Setelah dari rumah Bayu, ia melangkah ke rumah Arif dan Dedi, sahabatnya yang lain, membawa pesan yang sama, namun tak pernah menyebutkan perpisahan secara langsung. Dalam keheningan yang menyelimuti pertemuan itu, mereka merasa bahwa Bima sedikit berbeda hari itu, namun tak ada dari mereka yang mengira bahwa ini adalah isyarat bahwa Bima mungkin telah memutuskan untuk pergi.
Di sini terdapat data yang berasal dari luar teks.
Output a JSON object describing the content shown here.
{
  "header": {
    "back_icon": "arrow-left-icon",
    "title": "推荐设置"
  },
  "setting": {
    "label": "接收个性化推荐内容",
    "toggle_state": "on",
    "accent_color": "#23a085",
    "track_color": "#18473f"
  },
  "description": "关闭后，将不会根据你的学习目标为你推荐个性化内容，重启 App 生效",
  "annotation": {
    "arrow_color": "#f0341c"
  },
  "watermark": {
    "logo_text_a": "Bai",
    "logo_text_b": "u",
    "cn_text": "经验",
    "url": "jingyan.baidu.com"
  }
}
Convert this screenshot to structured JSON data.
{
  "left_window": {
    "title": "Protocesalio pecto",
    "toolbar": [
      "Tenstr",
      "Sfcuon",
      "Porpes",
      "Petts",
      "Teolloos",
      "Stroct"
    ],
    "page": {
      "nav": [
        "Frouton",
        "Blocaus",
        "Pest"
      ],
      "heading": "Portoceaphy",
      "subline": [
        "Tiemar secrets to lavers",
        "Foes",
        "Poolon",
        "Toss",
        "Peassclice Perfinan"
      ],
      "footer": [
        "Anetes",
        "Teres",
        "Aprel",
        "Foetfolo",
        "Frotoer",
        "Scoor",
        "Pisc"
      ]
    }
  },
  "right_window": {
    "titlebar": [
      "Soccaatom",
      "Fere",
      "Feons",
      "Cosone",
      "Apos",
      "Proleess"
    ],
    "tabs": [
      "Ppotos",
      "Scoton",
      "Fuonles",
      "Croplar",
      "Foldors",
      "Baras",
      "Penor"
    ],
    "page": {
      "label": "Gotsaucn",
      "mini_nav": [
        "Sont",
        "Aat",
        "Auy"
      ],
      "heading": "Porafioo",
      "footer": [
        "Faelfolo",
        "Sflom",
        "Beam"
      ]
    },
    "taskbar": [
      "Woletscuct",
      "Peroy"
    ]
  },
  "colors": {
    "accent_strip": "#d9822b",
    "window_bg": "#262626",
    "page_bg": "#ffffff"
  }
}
Langkah terakhirnya adalah mendatangi angkringan sepupunya, tempat yang selama ini menjadi saksi bagi kebahagiaannya dan rasa sakitnya. Saat ia duduk di sana, memandangi setiap sudut angkringan yang akrab dalam ingatannya, Bima berbicara dengan sepupunya, berbagi cerita-cerita lama dengan senyum samar.

Sepupunya menatapnya dengan tatapan hangat, namun dengan sedikit kekhawatiran. Ia bisa merasakan ketenangan yang tak biasa dari Bima, seolah ia telah menemukan kedamaian yang tak dimiliki sebelumnya.
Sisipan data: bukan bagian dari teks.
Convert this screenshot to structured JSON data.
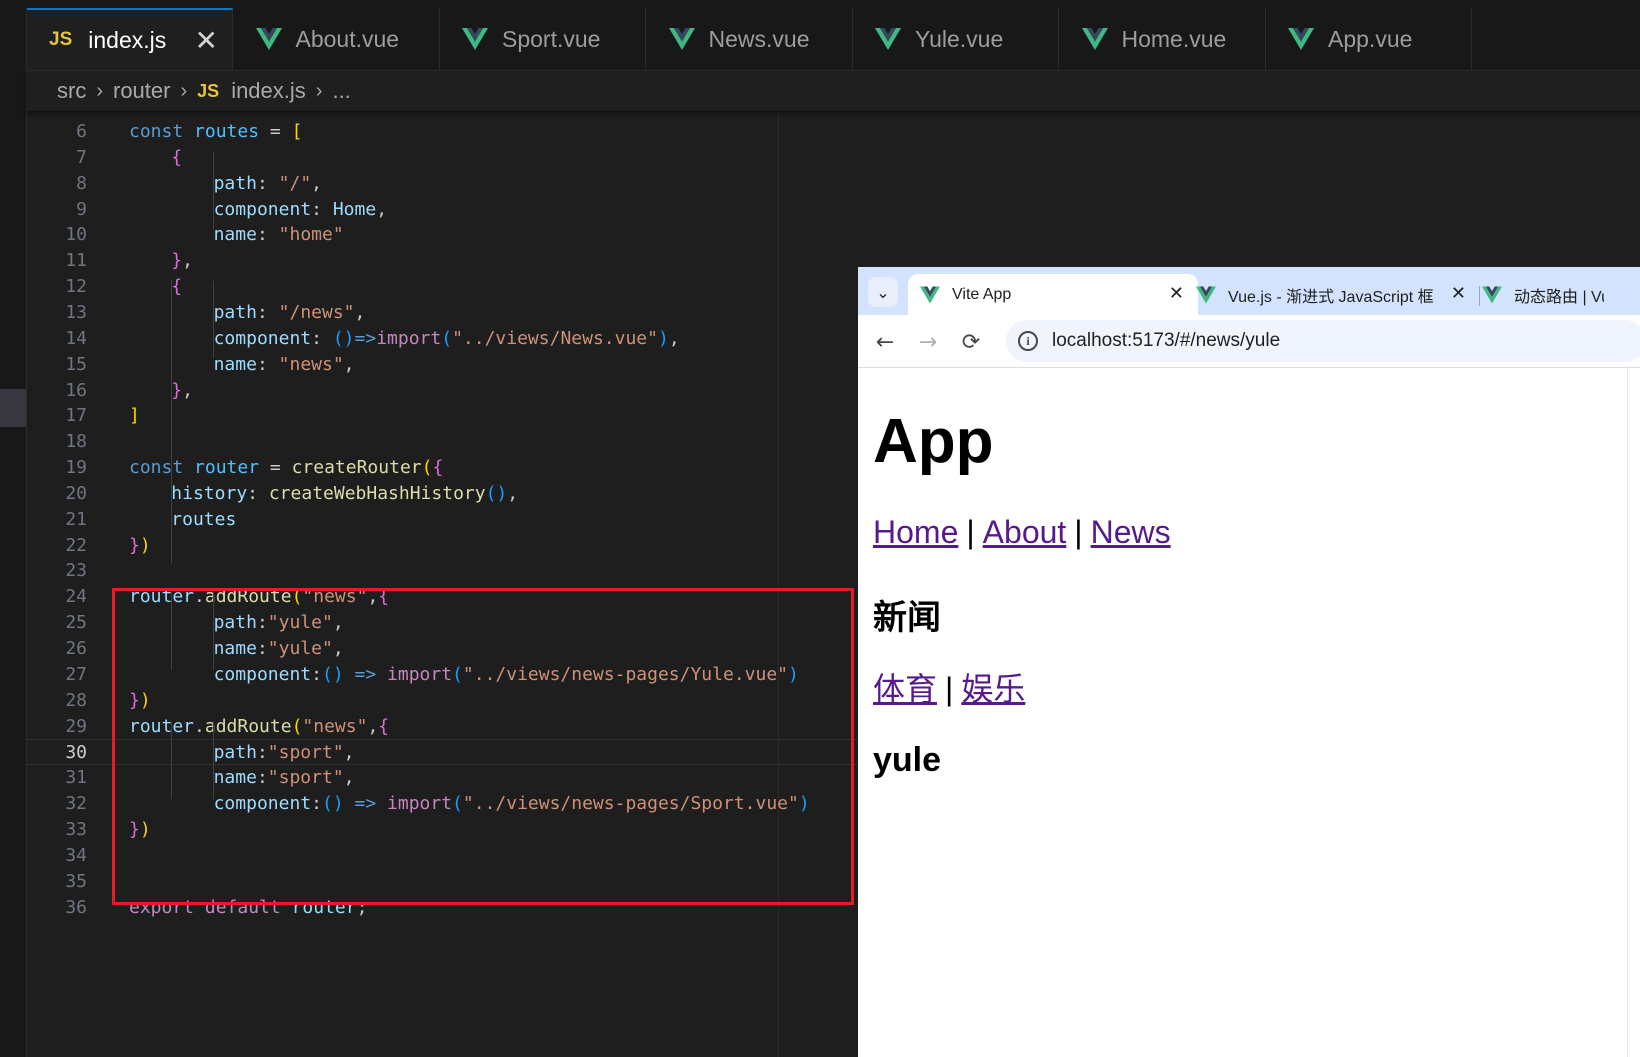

“Jaga angkringan ini baik-baik ya… dan kalau kamu punya waktu, datanglah ke rumah Ibu sesekali. Mungkin aku gak akan ada di sana lagi untuk nemenin kamu ngopi,” kata Bima sambil tersenyum.

Sepupunya mengangguk, menyadari bahwa kata-kata itu memiliki makna yang dalam, namun ia tak bertanya lebih jauh, membiarkan ketenangan itu tetap bersama Bima.

Hari menjelang senja saat Bima pulang, berjalan perlahan menuju rumahnya yang telah menemaninya sepanjang hidup. Ketika memasuki halaman rumah, ia berhenti sejenak, memandangi pintu yang telah menjadi saksi dari segala perasaan, segala luka, dan segala kenangan yang pernah ia alami. Ia merasakan kedamaian yang membanjiri hatinya, sebuah perasaan yang lembut, seakan-akan semuanya sudah selesai, dan ia tak lagi memiliki penyesalan.

Di dalam kamar, ia duduk di tepi ranjang, memandangi kamar yang kini tampak begitu asing, namun sekaligus akrab. Perlahan-lahan, ia menutup matanya, membiarkan keheningan memenuhi ruangan, dan dalam hati ia berbisik pelan, "Selamat tinggal." Kata-kata itu bukan sekadar ucapan, melainkan sebuah janji yang ia berikan pada dirinya sendiri, sebuah kepastian bahwa ia telah menyelesaikan perjalanannya di dunia ini.

Dan dalam keheningan malam itu, Bima melangkah menuju ketenangan yang selama ini ia cari, menuju akhir yang telah lama ia nantikan.